By the time the CeBit technology tradeshow hits Hanover on 13 March, there will be more mobile phone users than landline users in Western Europe. That's more than one billion subscriptions.
So why is the IT world looking so bleak, when gadgets such as mobile devices have pervaded our lives seemingly so completely?
According to the latest, tenth, edition of the European Information Technology Observatory, a report into our technofuture that covers nearly all the bases, the beige box is a dying beast. The traditional desktop PC will be replaced in people's hearts, homes and offices by portable devices such as notebooks, PDAs (personal digital assistants) and smart mobile phones.
In the UK shipments of desktop PCs are predicted to fall from 4.15 million in 2001 to 3.98 million in 2003 and appear to be in consistent decline.
Sales of notebooks are buoying the market and Eito estimates a rise from 1.343 million last year to 1.787 million in 2003. This should keep total shipments of PC systems growing through 2002/3, but this growth is very flat, reaching only 3.8 percent in 2003.
One of the more shocking statistics presented by Dr Bernhard Rohleder, managing director of Eito, in his presentation was that, though the IT and telecommunications tech markets in Western Europe reached a peak of growth in 1999/2000 of 12.1 percent and 14.5 percent respectively, these dizzy heights will not even be glimpsed in coming years.

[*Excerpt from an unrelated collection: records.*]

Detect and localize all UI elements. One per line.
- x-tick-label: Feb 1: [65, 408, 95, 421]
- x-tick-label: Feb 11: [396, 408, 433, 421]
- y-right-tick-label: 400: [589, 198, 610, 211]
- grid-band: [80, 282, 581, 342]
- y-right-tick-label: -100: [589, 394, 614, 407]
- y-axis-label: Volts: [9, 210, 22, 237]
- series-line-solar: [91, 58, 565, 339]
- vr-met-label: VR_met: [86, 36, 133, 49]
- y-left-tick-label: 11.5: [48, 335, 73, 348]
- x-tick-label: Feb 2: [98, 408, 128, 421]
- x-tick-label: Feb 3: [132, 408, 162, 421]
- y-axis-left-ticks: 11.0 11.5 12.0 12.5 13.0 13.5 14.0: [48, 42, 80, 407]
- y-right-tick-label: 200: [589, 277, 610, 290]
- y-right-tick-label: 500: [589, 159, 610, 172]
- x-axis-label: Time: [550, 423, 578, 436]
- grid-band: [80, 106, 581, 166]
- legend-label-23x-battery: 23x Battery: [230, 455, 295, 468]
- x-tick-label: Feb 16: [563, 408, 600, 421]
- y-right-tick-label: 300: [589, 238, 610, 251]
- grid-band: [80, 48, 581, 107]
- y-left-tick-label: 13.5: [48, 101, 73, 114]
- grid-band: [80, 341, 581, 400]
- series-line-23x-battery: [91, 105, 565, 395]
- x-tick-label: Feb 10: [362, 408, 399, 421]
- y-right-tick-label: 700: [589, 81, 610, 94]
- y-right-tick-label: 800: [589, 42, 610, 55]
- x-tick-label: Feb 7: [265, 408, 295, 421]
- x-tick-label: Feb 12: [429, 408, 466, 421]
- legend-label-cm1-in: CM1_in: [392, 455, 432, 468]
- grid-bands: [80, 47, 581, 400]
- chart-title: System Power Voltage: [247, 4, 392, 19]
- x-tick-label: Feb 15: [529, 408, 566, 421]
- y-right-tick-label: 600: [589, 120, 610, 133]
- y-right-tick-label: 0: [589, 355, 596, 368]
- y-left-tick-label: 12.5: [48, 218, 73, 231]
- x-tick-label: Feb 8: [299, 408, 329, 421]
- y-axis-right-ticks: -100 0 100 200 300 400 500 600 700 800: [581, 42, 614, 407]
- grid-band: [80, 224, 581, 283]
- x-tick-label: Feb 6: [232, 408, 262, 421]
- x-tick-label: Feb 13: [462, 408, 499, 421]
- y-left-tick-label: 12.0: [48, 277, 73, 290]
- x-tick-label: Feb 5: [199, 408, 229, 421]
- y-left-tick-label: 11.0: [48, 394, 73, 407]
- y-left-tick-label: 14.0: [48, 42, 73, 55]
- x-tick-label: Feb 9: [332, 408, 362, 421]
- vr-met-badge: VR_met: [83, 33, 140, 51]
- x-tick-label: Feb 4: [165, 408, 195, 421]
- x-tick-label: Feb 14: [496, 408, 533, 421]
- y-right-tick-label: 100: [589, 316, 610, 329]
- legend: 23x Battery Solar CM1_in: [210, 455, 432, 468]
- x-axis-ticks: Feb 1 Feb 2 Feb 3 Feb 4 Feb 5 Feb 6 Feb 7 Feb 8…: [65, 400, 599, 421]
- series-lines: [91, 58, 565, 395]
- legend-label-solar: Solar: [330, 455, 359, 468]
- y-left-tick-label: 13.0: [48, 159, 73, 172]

Eito expects growth to claw back to just 8.8 percent for IT and 6.8 percent for comms by 2003.
Eito is a research initiative sponsored by, among others, CeBit, the OECD, EICTA (the European Information and Communications Technology Industry Association) and Deutsche Telekom.
The UK IT and telecomms industry is suffering the same drop-off of growth that the rest of the EU and even the US are, but the factor in which the UK is really behind in Europe is in broadband.
Both Eito's MD, Dr Bernhard Rohleder, and Thomas Wills-Sandford, director of ICT at the electronics indsutry body FEI and player in the Broadband Stakeholders Group, which launched the report yesterday, agreed that the UK had a lot of sock-pulling yet to do to get broadband out to the people.
Fundamentally, the take-up of broadband in the UK has been stymied by its price, both men said.
"One area where we are dramatically behind [in EU metrics] is broadband," said Wills-Sandford. "But the picture has changed in the last few days," he added, referring to BT's announcement this week that it would cut wholesale ADSL broadband charges. "The general picture [presented by Eito's figures] compared to the rest of Europe is good, with the exception of broadband."
"I'm delighted [by BT's price announcement]," said Wills-Sandford. "I think broadband has the capacity to transform society."
Wills-Sandford also said that, now e-commerce and competition minister Douglas Alexander has been replaced as chairman of the Broadband Stakeholders Group, the group has gained more independence. He said he believed the group could 'get more done' as a result.
Broadband isn't the only thing that has kept the UK's head under the water over the last 12 months. Now that all the third generation mobile phone network licences are done and dusted, the figures show that companies which wanted to run 3G networks in the UK and Germany have been stiffed. In total, firms paid around £397 per capita for the licences in the UK. In Germany the amount is slightly less at £374.
These figures compare to, for example, £129 in Italy, £58 in Austria and a paltry £8 in Spain.
"It [the licence fee disparity] is a failure of the single market, and the UK government is very pleased with itself for that," said Wills-Sandford. "I think it was a disaster for the industry."
Dr Rohleder agreed. "This means there was a real failure in European policy making," he said.